But in fact the criticism commonly made is not that, happening as described, visions and hallucinations happened by chance; but that they did not happen as described. This objection deserves careful consideration. It must, I think, be admitted that a proportion, perhaps a large proportion, even of the cases obtained at first-hand are so far inaccurate as to have comparatively small value for scientific purposes; and of the residue, in which the central fact of an unusual subjective experience on the part of the percipient and its coincidence with some external event is fairly well established, it is possible that the details are frequently—and where the record is not made until some years after the event, generally—untrustworthy. In order to estimate the nature and probable extent of these defects, it is proposed briefly to pass in review the various kinds of error to which testimony is liable, and to note their bearings on the question at issue.
Errors of Observation.
Errors of observation are here of very little importance. The thing to be observed is, of course, the percipient's own sensations. In subsequent conversation he may exaggerate the exceptional nature of the impression; but he can hardly make a mistake at the time in observing what is purely subjective. If a man calls green what we call red, we may conclude that he is colour-blind; and if he asserts that he sees a human figure where we see none, that he is hallucinated; but in neither case have we warrant for saying that he is making an erroneous statement about his own sensations.
Errors of Inference.
But his interpretation of what he sees is a different matter. Not indeed that the mistake commonly made of taking a hallucination at the time for a figure of flesh and blood, and subsequently for a hypothetical entity of another kind, directly affects the percipient's testimony. So long as the witness accurately describes what he saw, it matters little whether he believes in telepathic hallucinations, or in black magic, ghosts, or the Himalayan Brothers. But there are one or two errors of inference of sufficient importance to deserve notice.
A real figure seen under exceptional circumstances may at the time or in the light of subsequent events be regarded as a hallucination. Such a mistake is, as a rule, possible only out of doors; and the commonest form of it is when a figure is seen by the percipient resembling some friend believed to be at a distance, or in circumstances which make it difficult to suppose that the figure was of flesh and blood. A curious instance came under my notice recently. It was reported to me that a lady had seen in a certain provincial town the ghost of a friend at about the time of her death. The figure, accompanied by another figure, was seen in broad daylight at a distance of a few feet only; it was clearly recognised, and the proof of its non-reality lay in the complete absence of recognition in return. It was subsequently ascertained that the friend in question had actually been present in the flesh, with a companion, at the spot where the figures were seen, but that for sufficient reasons she desired to avoid recognition. Her death within a few days of the encounter was merely an odd coincidence.

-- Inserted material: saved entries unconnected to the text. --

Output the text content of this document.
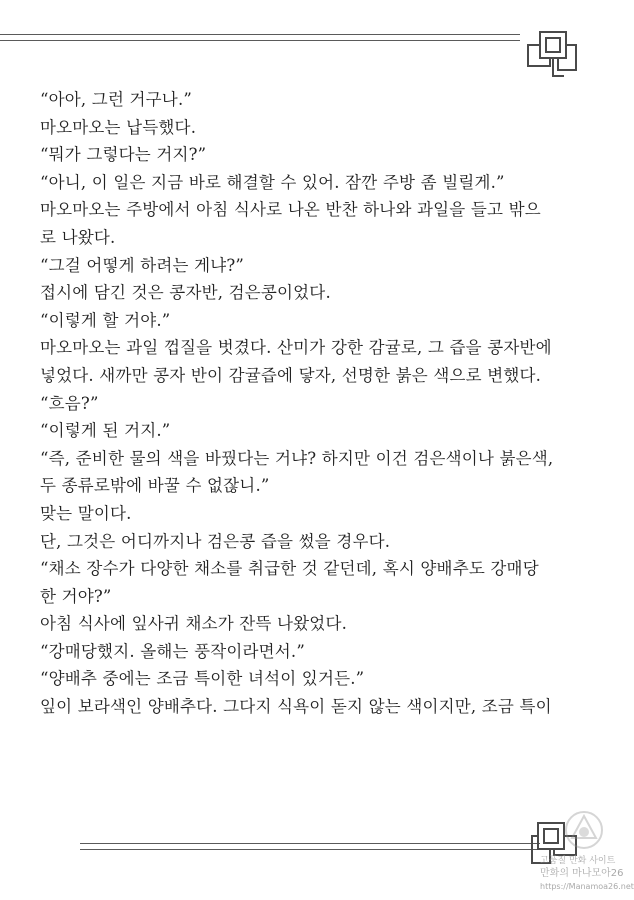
“아아, 그런 거구나.”
마오마오는 납득했다.
“뭐가 그렇다는 거지?”
“아니, 이 일은 지금 바로 해결할 수 있어. 잠깐 주방 좀 빌릴게.”
마오마오는 주방에서 아침 식사로 나온 반찬 하나와 과일을 들고 밖으
로 나왔다.
“그걸 어떻게 하려는 게냐?”
접시에 담긴 것은 콩자반, 검은콩이었다.
“이렇게 할 거야.”
마오마오는 과일 껍질을 벗겼다. 산미가 강한 감귤로, 그 즙을 콩자반에
넣었다. 새까만 콩자 반이 감귤즙에 닿자, 선명한 붉은 색으로 변했다.
“흐음?”
“이렇게 된 거지.”
“즉, 준비한 물의 색을 바꿨다는 거냐? 하지만 이건 검은색이나 붉은색,
두 종류로밖에 바꿀 수 없잖니.”
맞는 말이다.
단, 그것은 어디까지나 검은콩 즙을 썼을 경우다.
“채소 장수가 다양한 채소를 취급한 것 같던데, 혹시 양배추도 강매당
한 거야?”
아침 식사에 잎사귀 채소가 잔뜩 나왔었다.
“강매당했지. 올해는 풍작이라면서.”
“양배추 중에는 조금 특이한 녀석이 있거든.”
잎이 보라색인 양배추다. 그다지 식욕이 돋지 않는 색이지만, 조금 특이
고품질 만화 사이트
만화의 마나모아26
https://Manamoa26.net
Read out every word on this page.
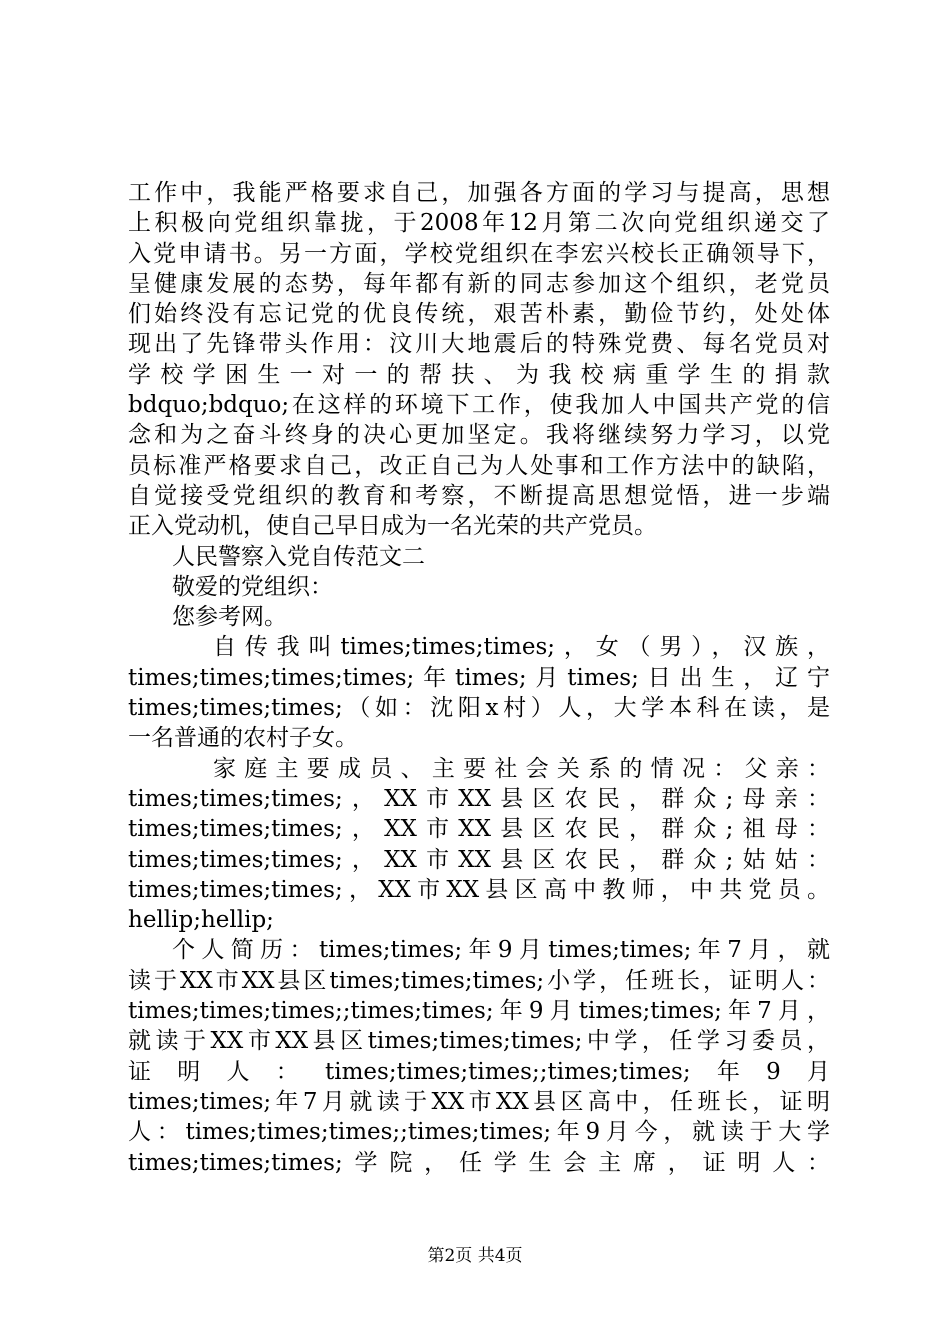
工作中，我能严格要求自己，加强各方面的学习与提高，思想
上积极向党组织靠拢，于2008年12月第二次向党组织递交了
入党申请书。另一方面，学校党组织在李宏兴校长正确领导下，
呈健康发展的态势，每年都有新的同志参加这个组织，老党员
们始终没有忘记党的优良传统，艰苦朴素，勤俭节约，处处体
现出了先锋带头作用：汶川大地震后的特殊党费、每名党员对
学校学困生一对一的帮扶、为我校病重学生的捐款
bdquo;bdquo;在这样的环境下工作，使我加人中国共产党的信
念和为之奋斗终身的决心更加坚定。我将继续努力学习，以党
员标准严格要求自己，改正自己为人处事和工作方法中的缺陷，
自觉接受党组织的教育和考察，不断提高思想觉悟，进一步端
正入党动机，使自己早日成为一名光荣的共产党员。
人民警察入党自传范文二
敬爱的党组织：
您参考网。
自传我叫times;times;times;，女（男），汉族，
times;times;times;times;年times;月times;日出生，辽宁
times;times;times;（如：沈阳x村）人，大学本科在读，是
一名普通的农村子女。
家庭主要成员、主要社会关系的情况：父亲：
times;times;times;，XX市XX县区农民，群众;母亲：
times;times;times;，XX市XX县区农民，群众;祖母：
times;times;times;，XX市XX县区农民，群众;姑姑：
times;times;times;，XX市XX县区高中教师，中共党员。
hellip;hellip;
个人简历：times;times;年9月times;times;年7月，就
读于XX市XX县区times;times;times;小学，任班长，证明人：
times;times;times;;times;times;年9月times;times;年7月，
就读于XX市XX县区times;times;times;中学，任学习委员，
证明人：times;times;times;;times;times;年9月
times;times;年7月就读于XX市XX县区高中，任班长，证明
人：times;times;times;;times;times;年9月今，就读于大学
times;times;times;学院，任学生会主席，证明人：
第2页 共4页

Another kind of erroneous inference is worth noting. Cases are not infrequently quoted, as presumably telepathic, of a dream or vision embodying information demonstrably not within the conscious knowledge of the percipient. The inference that he cannot have obtained the information by normal means is clearly unsound, unless it can be shown that it was impossible for the information to have been received unconsciously. For it is well established that intelligence, even of events closely affecting the percipient, may enter through the external organs of sense and lie latent for days before emerging into consciousness. It is obvious that, for instance, many of the cases quoted in which an invalid became aware of news (e.g., of the death of a relative) which had been studiously withheld from him by those around may be thus explained. Whispers heard in sleep, or hints unconsciously received, may have betrayed the secret.[73]
Errors of Narration.
Of much greater importance than errors of observation or inference are those due to defects either in narration or memory. Deliberate deception amongst educated persons is no doubt comparatively rare, though it would perhaps be unwise to hold out any pecuniary inducement for the production of evidence. But there are those, like Colonel Capadose in Mr. Henry James' story The Liar, who tell ghost stories for art's sake, and on a slender basis of fact build up a large superstructure of fiction. And there are many more who, with a natural and almost pardonable desire to appear as the hero, or at least the raconteur, of a good story, or from the mere love of the marvellous, allow themselves to exaggerate the coincidences, adjust the dates, elaborate the details, or otherwise improve the too bare facts of an actual experience. This kind of embellishment, however, is probably more frequent in second-hand accounts, where the narrator speaks with less sense of responsibility, and, it may be added, of reality.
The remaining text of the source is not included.